Anyone who regularly works with wireless technology knows the feeling when an important frequency is at stake: uncertainty, planning pressure and many unanswered questions are usually the result. All the better is the news that the 823–832 MHz band will not expire at the end of the year as feared, but will remain usable in Germany for another ten years. Many existing systems can therefore continue to be operated without modification. Nevertheless, one thing remains true: frequency regulation is not standardized across Europe. What is permitted in Germany may be handled differently in other countries – a point that touring productions in particular should continue to keep in mind.
Contents
1. Frequency usage and classification
The electromagnetic spectrum from 9 kHz to 245 GHz is fully allocated. Audio wireless equipment is generally considered a secondary user. This means that wireless microphones are allowed to share frequency ranges that are actually reserved for primary services – but only as long as these primary services are not interfered with.
Typical primary users include television and radio broadcasters, public safety and security services such as police and fire departments, as well as various fixed and mobile radio services. These services have priority within their respective frequency ranges and must be able to operate without interference at all times.
In practice, this means that we often operate in intermediate ranges or local gaps where the primary user is not active. This explains why a wireless frequency may work perfectly at one location but cause severe interference at another. A system that operates flawlessly at an event in Nuremberg may already experience dropouts just a few kilometers away – for example near a TV transmitter or a microwave link. In such cases, the issue is not the wireless microphone itself, but the dominant primary usage occupying that frequency range. To users, it may appear as if the frequency is “defective”, when in reality it is simply not available at that location.

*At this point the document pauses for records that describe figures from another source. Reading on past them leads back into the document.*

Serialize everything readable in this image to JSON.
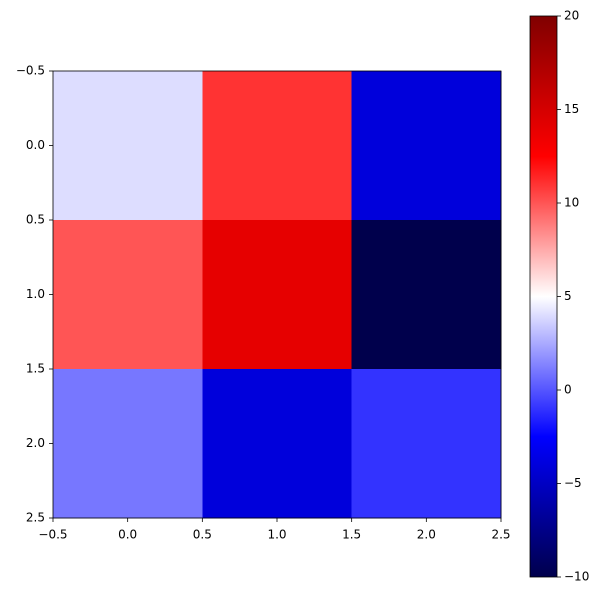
{
  "chart_data": {
    "type": "heatmap",
    "z": [
      [
        4,
        11,
        -4
      ],
      [
        10,
        14,
        -10
      ],
      [
        1,
        -4,
        -1
      ]
    ],
    "colormap": "seismic",
    "clim": [
      -10,
      20
    ],
    "xlim": [
      -0.5,
      2.5
    ],
    "ylim": [
      2.5,
      -0.5
    ],
    "xticks": [
      {
        "value": -0.5,
        "label": "−0.5"
      },
      {
        "value": 0,
        "label": "0.0"
      },
      0.5,
      {
        "value": 1,
        "label": "1.0"
      },
      1.5,
      {
        "value": 2,
        "label": "2.0"
      },
      2.5
    ],
    "yticks": [
      {
        "value": -0.5,
        "label": "−0.5"
      },
      {
        "value": 0,
        "label": "0.0"
      },
      0.5,
      {
        "value": 1,
        "label": "1.0"
      },
      1.5,
      {
        "value": 2,
        "label": "2.0"
      },
      2.5
    ],
    "colorbar_ticks": [
      {
        "value": -10,
        "label": "−10"
      },
      {
        "value": -5,
        "label": "−5"
      },
      0,
      5,
      10,
      15,
      20
    ]
  }
}
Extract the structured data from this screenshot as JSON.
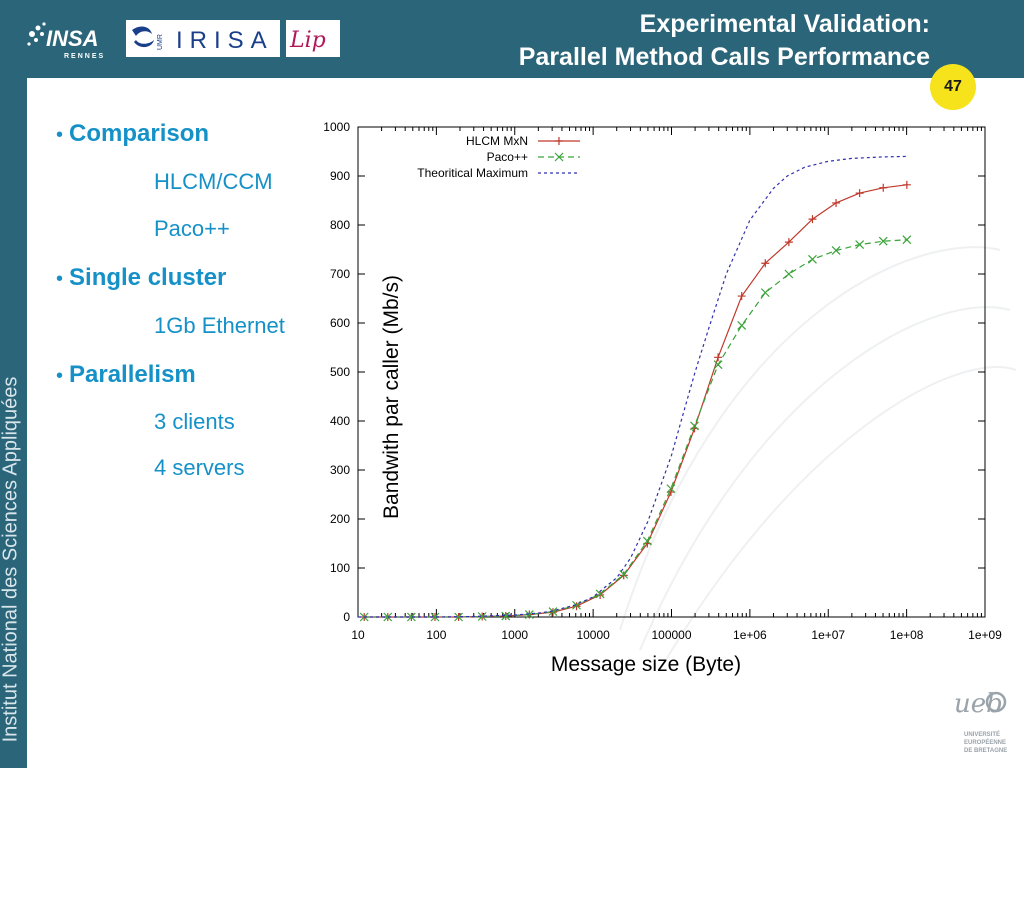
{
  "header": {
    "title_line1": "Experimental Validation:",
    "title_line2": "Parallel Method Calls Performance",
    "page_number": "47",
    "logos": {
      "insa": "INSA",
      "insa_sub": "RENNES",
      "irisa": "IRISA",
      "irisa_prefix": "UMR",
      "lip": "Lip",
      "ueb": "ueb",
      "ueb_sub": [
        "UNIVERSITÉ",
        "EUROPÉENNE",
        "DE BRETAGNE"
      ]
    }
  },
  "sidebar": {
    "text": "Institut National des Sciences Appliquées"
  },
  "bullets": {
    "comparison": {
      "label": "Comparison",
      "items": [
        "HLCM/CCM",
        "Paco++"
      ]
    },
    "single_cluster": {
      "label": "Single cluster",
      "items": [
        "1Gb Ethernet"
      ]
    },
    "parallelism": {
      "label": "Parallelism",
      "items": [
        "3 clients",
        "4 servers"
      ]
    }
  },
  "colors": {
    "band": "#2a6579",
    "accent": "#1591c8",
    "badge": "#f7e31c",
    "hlcm": "#c0392b",
    "paco": "#3aa33a",
    "theoretical": "#3030b0"
  },
  "chart_data": {
    "type": "line",
    "xscale": "log",
    "xlabel": "Message size (Byte)",
    "ylabel": "Bandwith par caller (Mb/s)",
    "xlim": [
      10,
      1000000000
    ],
    "ylim": [
      0,
      1000
    ],
    "x_ticks": [
      "10",
      "100",
      "1000",
      "10000",
      "100000",
      "1e+06",
      "1e+07",
      "1e+08",
      "1e+09"
    ],
    "y_ticks": [
      "0",
      "100",
      "200",
      "300",
      "400",
      "500",
      "600",
      "700",
      "800",
      "900",
      "1000"
    ],
    "legend_position": "top-left",
    "grid": false,
    "series": [
      {
        "name": "HLCM MxN",
        "style": "solid",
        "marker": "+",
        "x": [
          12,
          24,
          48,
          96,
          192,
          384,
          768,
          1536,
          3072,
          6144,
          12288,
          24576,
          49152,
          98304,
          196608,
          393216,
          786432,
          1572864,
          3145728,
          6291456,
          12582912,
          25165824,
          50331648,
          100663296
        ],
        "y": [
          0,
          0,
          0,
          0,
          0,
          1,
          2,
          5,
          10,
          22,
          45,
          85,
          150,
          255,
          385,
          530,
          655,
          722,
          765,
          812,
          845,
          865,
          876,
          882
        ]
      },
      {
        "name": "Paco++",
        "style": "dashed",
        "marker": "x",
        "x": [
          12,
          24,
          48,
          96,
          192,
          384,
          768,
          1536,
          3072,
          6144,
          12288,
          24576,
          49152,
          98304,
          196608,
          393216,
          786432,
          1572864,
          3145728,
          6291456,
          12582912,
          25165824,
          50331648,
          100663296
        ],
        "y": [
          0,
          0,
          0,
          0,
          0,
          1,
          2,
          5,
          11,
          24,
          47,
          87,
          155,
          262,
          390,
          515,
          595,
          662,
          700,
          730,
          748,
          760,
          767,
          770
        ]
      },
      {
        "name": "Theoritical Maximum",
        "style": "dotted",
        "marker": "none",
        "x": [
          10,
          50,
          100,
          300,
          1000,
          2000,
          3000,
          6000,
          10000,
          20000,
          30000,
          50000,
          100000,
          150000,
          200000,
          300000,
          500000,
          1000000,
          2000000,
          3000000,
          5000000,
          10000000,
          20000000,
          50000000,
          100000000
        ],
        "y": [
          0,
          0,
          0,
          1,
          4,
          8,
          12,
          25,
          41,
          80,
          120,
          195,
          330,
          430,
          500,
          590,
          700,
          810,
          875,
          900,
          918,
          930,
          936,
          939,
          940
        ]
      }
    ]
  }
}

The only exception are public broadcasting organizations, which historically have their own frequency allocations. However, these have also been restructured several times in the past.
2. Frequency management: essential for interference-free operation
In the UHF ranges typically used in the event industry, extensive setups with many parallel wireless channels can be realized – provided that the receivers use high-quality filters, frequency planning is well thought out, and intermodulation is taken into account. Each transmitter generates additional products alongside its main frequency, which can interfere with neighboring systems. For this reason, all channels should be operated within compatible frequency groups. In the UHF-600 systems from our range, for example, these groups are documented in detail in the user manual.
How sensitive this coordination is becomes particularly evident when additional channels are added at short notice. In a stage show with twelve coordinated microphones, the system runs stably as long as all units operate within the same group and their intermodulation products do not interfere with each other. However, if two additional microphones are added spontaneously and transmit on uncoordinated frequencies, these new signals can disrupt individual channels that were previously carefully planned. The system then appears unstable, even though the technology itself is functioning perfectly – it simply lacks a common, coordinated frequency basis. In addition, externally generated signals, such as those from a nearby event, can affect individual frequencies or entire groups.
3. Lighting technology: a significantly more complex situation
Unlike wireless microphones, which operate in clearly defined frequency ranges, lighting control primarily uses generally license-free frequencies. However, these frequencies are not only used by event technology applications, but simultaneously by Wi-Fi, smart devices, private data transmissions and a wide range of consumer wireless solutions. Many of these devices also transmit at significantly higher power levels than is common or permissible in the event industry – a challenge for any wireless transmission in lighting control.
How quickly this can become a problem is evident at corporate events where stage lighting is controlled via wireless DMX. During rehearsals, everything works flawlessly. However, once guests arrive, hundreds of smartphones automatically activate their Wi-Fi and Bluetooth connections. At the same time, the event venue expands its own Wi-Fi network with additional access points. The sheer number of signals occupies large portions of the available spectrum. Lighting control signals then arrive with delays or drop out briefly – not due to a technical defect, but because the wireless channel is simply overloaded. For critical applications, the use of wired or redundant solutions is therefore recommended.
4. Planning security helps to overcome technical challenges
The extension of the 823–832 MHz frequency band provides valuable planning security for the event industry. However, even with stable regulatory conditions, careful frequency management remains essential – especially in environments where many systems operate in parallel or where external signals further complicate the situation.